Honolulu Star Advertiser| By Gordon Y.K. Pang | June 5, 2017
Honolulu City Council members Wednesday will consider two different versions of a bill aimed at closing loopholes in Oahu’s existing plastic bag ban: one supported by business interests and the other by environmental groups.
The latest version of Bill 59 (2016) would require retailers to charge customers at least 10 cents for every reusable plastic or recyclable paper bag issued at checkout, with the proceeds going back to the business. Introduced by Councilwoman Carol Fukunaga, chairwoman of the Public Works, Infrastructure and Sustainability Committee, the draft also specifies that the city auditor is to submit to the Council by Jan. 1, 2019, a report evaluating the bag fee’s effectiveness.
A different version being offered by Honolulu City Councilman Brandon Elefante, original author of the bill, also would require merchants to charge 10 cents for plastic or paper bags distributed at checkout. But it calls for plastic bags to be phased out entirely by Jan. 1, 2020, leaving paper bags as an option.
Both versions would eliminate compostable bags from the list of things that are allowed, and both would continue to allow woven, multiple-use plastic bags to be sold.
Elefante first introduced the bill to shore up the existing plastic bag ban. Since the law went into effect July 1, 2015, some retailers have continued to use plastic bags — just of the thicker variety, as allowed. The law bans distribution of plastic bags less than 2.25 mils thick, so some merchants have switched to bags that are 3 mils or thicker.
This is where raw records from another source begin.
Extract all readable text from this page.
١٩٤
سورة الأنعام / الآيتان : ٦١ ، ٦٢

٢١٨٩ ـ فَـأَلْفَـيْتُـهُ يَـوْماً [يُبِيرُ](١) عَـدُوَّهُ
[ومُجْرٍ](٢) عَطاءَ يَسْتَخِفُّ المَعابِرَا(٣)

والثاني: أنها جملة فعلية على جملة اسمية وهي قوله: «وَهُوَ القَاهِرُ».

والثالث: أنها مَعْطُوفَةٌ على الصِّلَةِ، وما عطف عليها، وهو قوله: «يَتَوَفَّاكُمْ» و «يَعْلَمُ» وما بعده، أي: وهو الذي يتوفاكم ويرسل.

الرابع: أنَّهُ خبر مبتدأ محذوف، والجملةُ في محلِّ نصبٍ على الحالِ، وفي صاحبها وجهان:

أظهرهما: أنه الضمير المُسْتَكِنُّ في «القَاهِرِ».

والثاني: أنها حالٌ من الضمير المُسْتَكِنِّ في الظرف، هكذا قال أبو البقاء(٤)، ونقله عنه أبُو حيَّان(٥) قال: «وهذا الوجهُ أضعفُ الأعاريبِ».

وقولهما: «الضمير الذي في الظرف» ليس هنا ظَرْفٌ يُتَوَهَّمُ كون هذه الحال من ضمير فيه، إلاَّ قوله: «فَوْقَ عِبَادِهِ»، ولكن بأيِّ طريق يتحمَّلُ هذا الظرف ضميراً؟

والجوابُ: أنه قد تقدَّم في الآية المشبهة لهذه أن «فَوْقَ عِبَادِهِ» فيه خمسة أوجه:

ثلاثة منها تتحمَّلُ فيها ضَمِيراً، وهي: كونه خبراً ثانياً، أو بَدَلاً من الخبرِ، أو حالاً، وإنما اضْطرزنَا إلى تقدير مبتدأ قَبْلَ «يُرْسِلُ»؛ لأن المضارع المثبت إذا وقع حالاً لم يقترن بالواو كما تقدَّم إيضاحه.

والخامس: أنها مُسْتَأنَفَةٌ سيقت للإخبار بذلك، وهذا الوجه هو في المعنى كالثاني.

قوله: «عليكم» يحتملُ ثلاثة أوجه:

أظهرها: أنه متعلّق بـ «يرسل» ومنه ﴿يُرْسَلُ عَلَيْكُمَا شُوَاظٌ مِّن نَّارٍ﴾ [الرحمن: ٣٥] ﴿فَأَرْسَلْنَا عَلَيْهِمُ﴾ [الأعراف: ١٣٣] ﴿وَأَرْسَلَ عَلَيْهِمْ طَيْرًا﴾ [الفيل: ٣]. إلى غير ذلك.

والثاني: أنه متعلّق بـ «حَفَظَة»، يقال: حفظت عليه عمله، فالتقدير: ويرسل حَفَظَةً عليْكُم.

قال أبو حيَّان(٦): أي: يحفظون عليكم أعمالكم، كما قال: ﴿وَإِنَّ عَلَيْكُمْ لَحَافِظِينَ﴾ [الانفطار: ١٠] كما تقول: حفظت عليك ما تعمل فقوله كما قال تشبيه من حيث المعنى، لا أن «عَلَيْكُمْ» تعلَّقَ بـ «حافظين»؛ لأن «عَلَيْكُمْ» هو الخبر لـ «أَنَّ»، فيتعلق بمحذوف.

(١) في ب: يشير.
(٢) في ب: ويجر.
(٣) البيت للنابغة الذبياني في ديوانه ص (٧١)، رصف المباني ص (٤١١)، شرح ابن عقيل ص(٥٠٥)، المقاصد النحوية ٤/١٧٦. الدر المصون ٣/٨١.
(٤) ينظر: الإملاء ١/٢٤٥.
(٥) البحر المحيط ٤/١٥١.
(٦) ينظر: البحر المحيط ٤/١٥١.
Business groups, including the Retail Merchants of Hawaii, the Chamber of Commerce of Hawaii and the Hawaii Food Industry Association, all support Fukunaga’s version, which continues to allow the thicker bags indefinitely as long as customers pay a dime for each of them.
Tina Yamaki, president of the Retail Merchants of Hawaii, said her group opposes a blanket ban and believes both businesses and consumers need to be given more options.
Visitors to Hawaii, especially, would be negatively affected because they don’t typically pack a reusable market bag, she said.
“We’ve got to take that into account,” she said.
Allowing businesses to charge for bags will help encourage more customers to bring in their own reusable sacks, she said.
Yamaki said it’s also a mischaracterization to call the allowable plastic bags “single-use” items. Many people use them subsequently for such things as lining their trash bins or cleaning up animal waste, she said.
Paper bags cost more for merchants, and that needs to be factored into the equation, as well, Yamaki said. It’s also questionable whether paper bags are better for the environment. Yamaki said she’s seen research showing at least some plastic bags biodegrade more readily than paper.
Environmental leaders, however, contend there should be a total ban at some point soon and that Elefante’s version offers a reasonable timeline. Several said it’s simply the powerful lobbying efforts by business interests that have blocked a blanket ban.
“It’s greed, when it comes down to it,” said Kahi Pacarro, executive director of Sustainable Coastlines Hawaii. “Business interests are more interested in the short-term gain rather than the long-term consequences of using a plastic bag that’s made out of material that lasts forever yet is used for only a few minutes.”
Continuing to allow the thicker plastic bags indefinitely is a bad idea because they are actually worse for the environment since they take longer to break down, he said. Pacarro said that in beach cleanups in recent weeks, he’s found at least two that appear to have been bitten by a fish, turtle or other sea creature.
Retailers can’t argue that using paper bags is cost-prohibitive because they could charge consumers 10 cents each and pocket the profit, Pacarro said.
Rafael Bergstrom, the Surfrider Foundation’s Oahu chapter coordinator, said the 2020 sunset date for plastic bags gives retailers ample time to use up existing stock.
To continue allowing the thicker bags indefinitely legitimizes their use and could result in more of them being distributed, he said. “We’re saying, ‘They’re now acceptable and you can pay to pollute,’” he said, adding that even those businesses that now don’t use them might begin doing so if they can charge for them.
Bergstrom took issue with Yamaki’s suggestion that paper is less biodegradable than some plastic bags. “Plastic does not biodegrade; their chemical makeup does not allow it,” he said.
Environmental groups knew the initial law allowed for thicker bags, but expected that such loopholes would go away with subsequent legislation, Bergstrom said.
Jodi Malinoski, Oahu coordinator for the Sierra Club of Hawaii, also maintains Elefante’s version strikes a good balance and encourages people to take reusable sacks when they shop.
“The lack of consensus between Council members is ultimately what’s holding up Oahu’s plastic bag ban, and it’s unfortunate because we are an island community where marine plastic pollution is a growing problem,” Malinoski said.